Socinski M A, Shea T C
Multidisciplinary Thoracic Oncology Program, Department of Medicine, University of North Carolina at Chapel Hill, USA.
Semin Oncol. 1997 Aug;24(4 Suppl 12):S12-45-S12-51.
Non-small cell lung cancer (NSCLC) remains the leading cause of cancer deaths in the United States. The combination of more active agents like vinorelbine and paclitaxel (Taxol; Bristol-Myers Squibb Company, Princeton, NJ) with cisplatin has led to improved survival for patients with advanced metastatic disease. The ability to escalate the dose of cisplatin-based regimens is limited by nonhematologic toxicities and is especially difficult in the population of patients with advanced NSCLC. However, the development of new agents with significant activity against NSCLC as well as new strategies for high-dose therapy have made it possible to examine the potential of dose-intense therapy in this population. A phase I trial performed at the University of North Carolina was designed to evaluate paclitaxel 250 mg/m2 given over 24 hours plus escalating doses of carboplatin starting at an area under the concentration-time curve (AUC) dose of 8 supported by peripheral blood stem cells and filgrastim in the treatment of advanced NSCLC. The AUC dose of carboplatin was escalated in increments of 2. The maximum tolerated dose of carboplatin combined with paclitaxel 250 mg/m2 administered over 24 hours was defined at an AUC of 18. In this study, six of seven patients with advanced NSCLC had major responses. This regimen is currently being tested in patients with locally advanced NSCLC by the Cancer and Leukemia Group B: patients receive two cycles of induction therapy with paclitaxel 250 mg/m2 over 3 hours followed by carboplatin at an AUC of 18 supported by peripheral blood stem cells and filgrastim. Depending on response to induction therapy, patients then receive surgical resection, thoracic radiation therapy, or both. This phase II trial will examine clinical and pathologic responses and the toxicity of this high-dose regimen in patients with locally advanced NSCLC. Ultimately, phase III trials will be needed to establish the role of this approach in NSCLC.
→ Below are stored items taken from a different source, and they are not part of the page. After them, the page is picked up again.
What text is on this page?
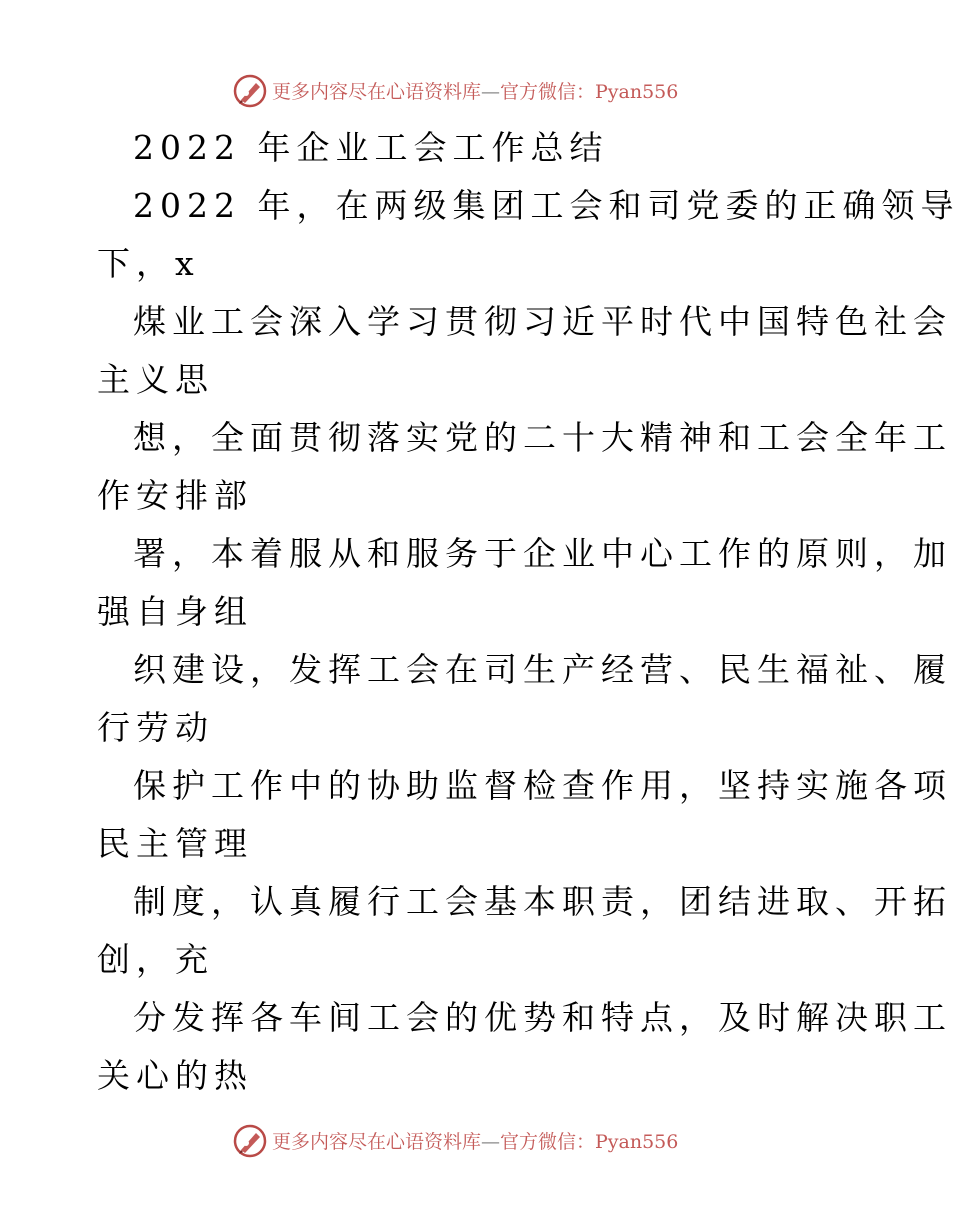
更多内容尽在心语资料库—官方微信：Pyan556
2022 年企业工会工作总结
2022 年，在两级集团工会和司党委的正确领导
下，x
煤业工会深入学习贯彻习近平时代中国特色社会
主义思
想，全面贯彻落实党的二十大精神和工会全年工
作安排部
署，本着服从和服务于企业中心工作的原则，加
强自身组
织建设，发挥工会在司生产经营、民生福祉、履
行劳动
保护工作中的协助监督检查作用，坚持实施各项
民主管理
制度，认真履行工会基本职责，团结进取、开拓
创，充
分发挥各车间工会的优势和特点，及时解决职工
关心的热
更多内容尽在心语资料库—官方微信：Pyan556
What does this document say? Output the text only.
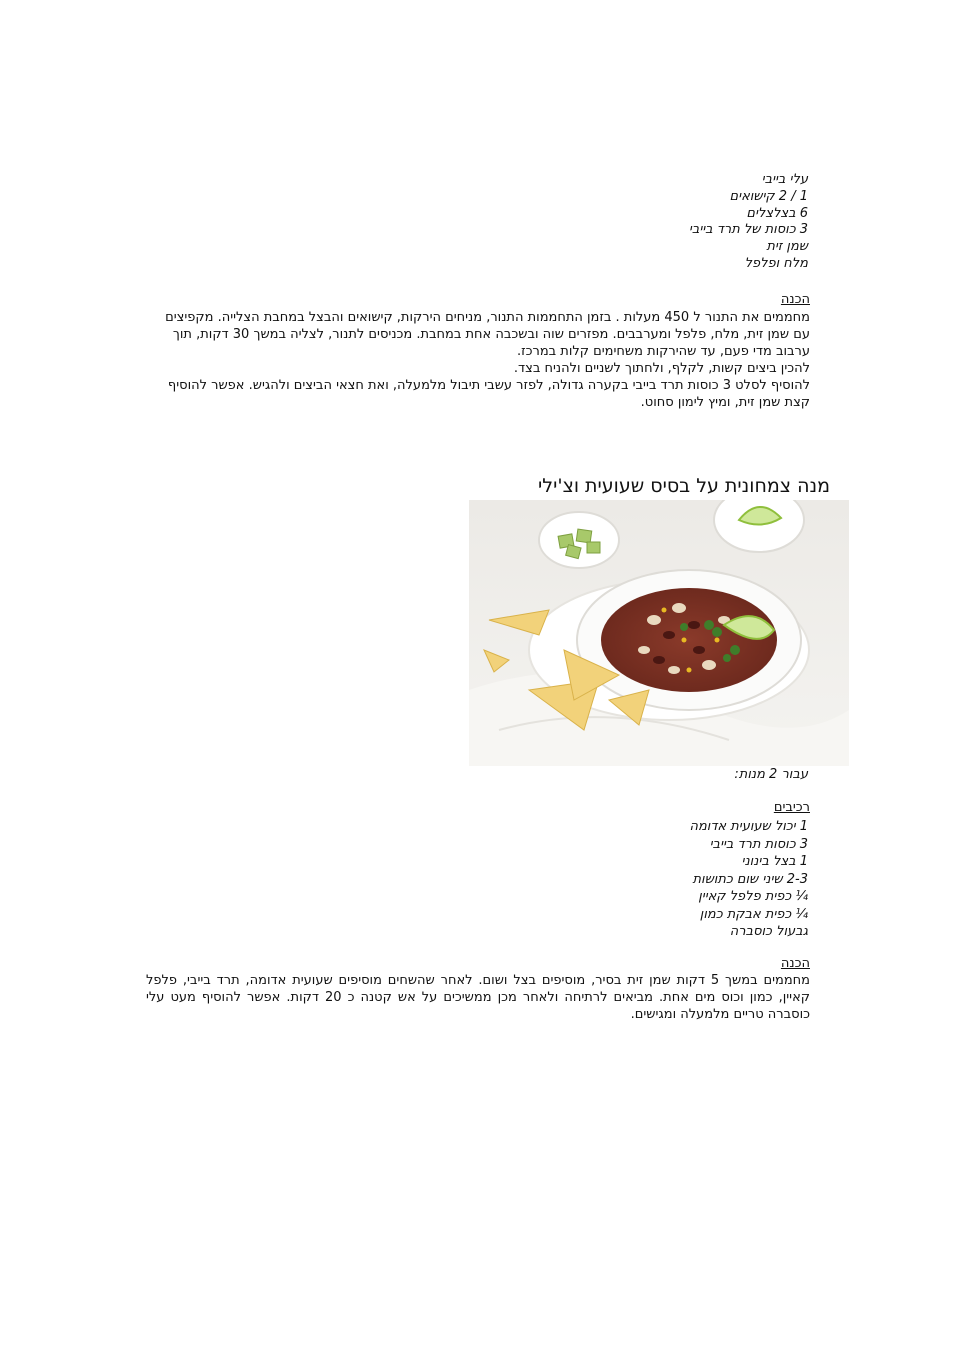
עלי בייבי
1 / 2 קישואים
6 בצלצלים
3 כוסות של תרד בייבי
שמן זית
מלח ופלפל
הכנה

מחממים את התנור ל 450 מעלות . בזמן התחממות התנור, מניחים הירקות, קישואים והבצל במחבת הצלייה. מקפיצים עם שמן זית, מלח, פלפל ומערבבים. מפזרים שוה ובשכבה אחת במחבת. מכניסים לתנור, לצליה במשך 30 דקות, תוך ערבוב מדי פעם, עד שהירקות משחימים קלות במרכז.

להכין ביצים קשות, לקלף, ולחתוך לשניים ולהניח בצד.

להוסיף לסלט 3 כוסות תרד בייבי בקערה גדולה, לפזר עשבי תיבול מלמעלה, ואת חצאי הביצים ולהגיש. אפשר להוסיף קצת שמן זית, ומיץ לימון סחוט.

מנה צמחונית על בסיס שעועית וצ'ילי
עבור 2 מנות:
רכיבים
1 יכול שעועית אדומה
3 כוסות תרד בייבי
1 בצל בינוני
2-3 שיני שום כתושות
¼ כפית פלפל קאיין
¼ כפית אבקת כמון
גבעול כוסברה
הכנה

מחממים במשך 5 דקות שמן זית בסיר, מוסיפים בצל ושום. לאחר שהשחים מוסיפים שעועית אדומה, תרד בייבי, פלפל קאיין, כמון וכוס מים אחת. מביאים לרתיחה ולאחר מכן ממשיכים על אש קטנה כ 20 דקות. אפשר להוסיף מעט עלי כוסברה טריים מלמעלה ומגישים.
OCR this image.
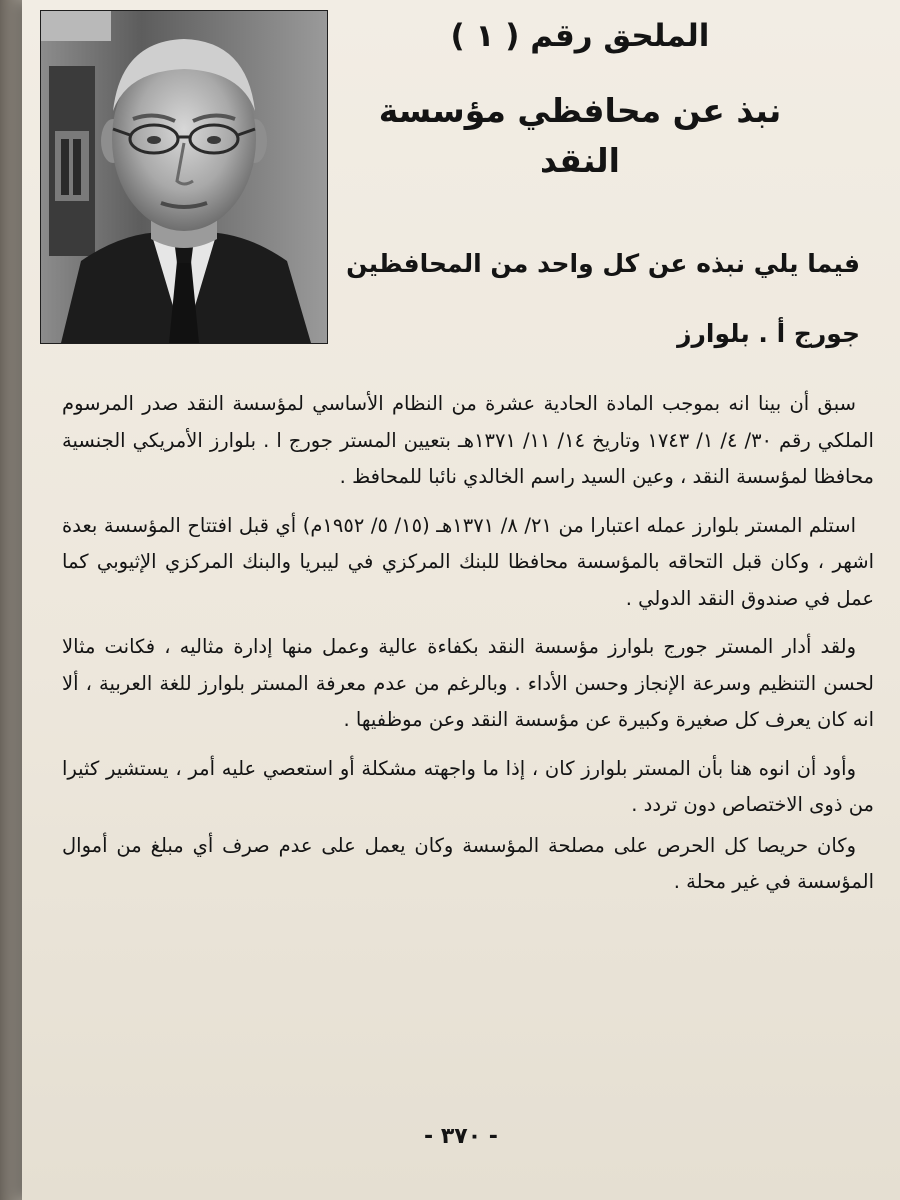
الملحق رقم ( ١ )
نبذ عن محافظي مؤسسة النقد
فيما يلي نبذه عن كل واحد من المحافظين
جورج أ . بلوارز

سبق أن بينا انه بموجب المادة الحادية عشرة من النظام الأساسي لمؤسسة النقد صدر المرسوم الملكي رقم ٣٠/ ٤/ ١/ ١٧٤٣ وتاريخ ١٤/ ١١/ ١٣٧١هـ بتعيين المستر جورج ا . بلوارز الأمريكي الجنسية محافظا لمؤسسة النقد ، وعين السيد راسم الخالدي نائبا للمحافظ .

استلم المستر بلوارز عمله اعتبارا من ٢١/ ٨/ ١٣٧١هـ (١٥/ ٥/ ١٩٥٢م) أي قبل افتتاح المؤسسة بعدة اشهر ، وكان قبل التحاقه بالمؤسسة محافظا للبنك المركزي في ليبريا والبنك المركزي الإثيوبي كما عمل في صندوق النقد الدولي .

ولقد أدار المستر جورج بلوارز مؤسسة النقد بكفاءة عالية وعمل منها إدارة مثاليه ، فكانت مثالا لحسن التنظيم وسرعة الإنجاز وحسن الأداء . وبالرغم من عدم معرفة المستر بلوارز للغة العربية ، ألا انه كان يعرف كل صغيرة وكبيرة عن مؤسسة النقد وعن موظفيها .

وأود أن انوه هنا بأن المستر بلوارز كان ، إذا ما واجهته مشكلة أو استعصي عليه أمر ، يستشير كثيرا من ذوى الاختصاص دون تردد .

وكان حريصا كل الحرص على مصلحة المؤسسة وكان يعمل على عدم صرف أي مبلغ من أموال المؤسسة في غير محلة .

- ٣٧٠ -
非小细胞肺癌(NSCLC)仍是美国癌症死亡的主要原因。长春瑞滨和紫杉醇(泰素;百时美施贵宝公司,新泽西州普林斯顿)等更具活性的药物与顺铂联合使用,已使晚期转移性疾病患者的生存率得到提高。基于顺铂的治疗方案增加剂量的能力受到非血液学毒性的限制,在晚期NSCLC患者群体中尤其困难。然而,具有显著抗NSCLC活性的新型药物的开发以及高剂量治疗的新策略,使得研究该群体中剂量密集治疗的潜力成为可能。在北卡罗来纳大学进行的一项I期试验旨在评估在24小时内给予250 mg/m²紫杉醇,加用从浓度-时间曲线下面积(AUC)剂量8开始递增的卡铂剂量,并辅以外周血干细胞和非格司亭,用于治疗晚期NSCLC。卡铂的AUC剂量以2的增量递增。卡铂与24小时内给予的250 mg/m²紫杉醇联合使用的最大耐受剂量定义为AUC 18。在本研究中,7例晚期NSCLC患者中有6例有主要反应。癌症与白血病B组目前正在局部晚期NSCLC患者中对该方案进行测试:患者接受两个周期的诱导治疗,3小时内给予250 mg/m²紫杉醇,随后给予AUC为18的卡铂,并辅以外周血干细胞和非格司亭。根据诱导治疗的反应,患者随后接受手术切除、胸部放射治疗或两者兼而有之。这项II期试验将研究该高剂量方案在局部晚期NSCLC患者中的临床和病理反应以及毒性。最终,需要进行III期试验来确定这种方法在NSCLC中的作用。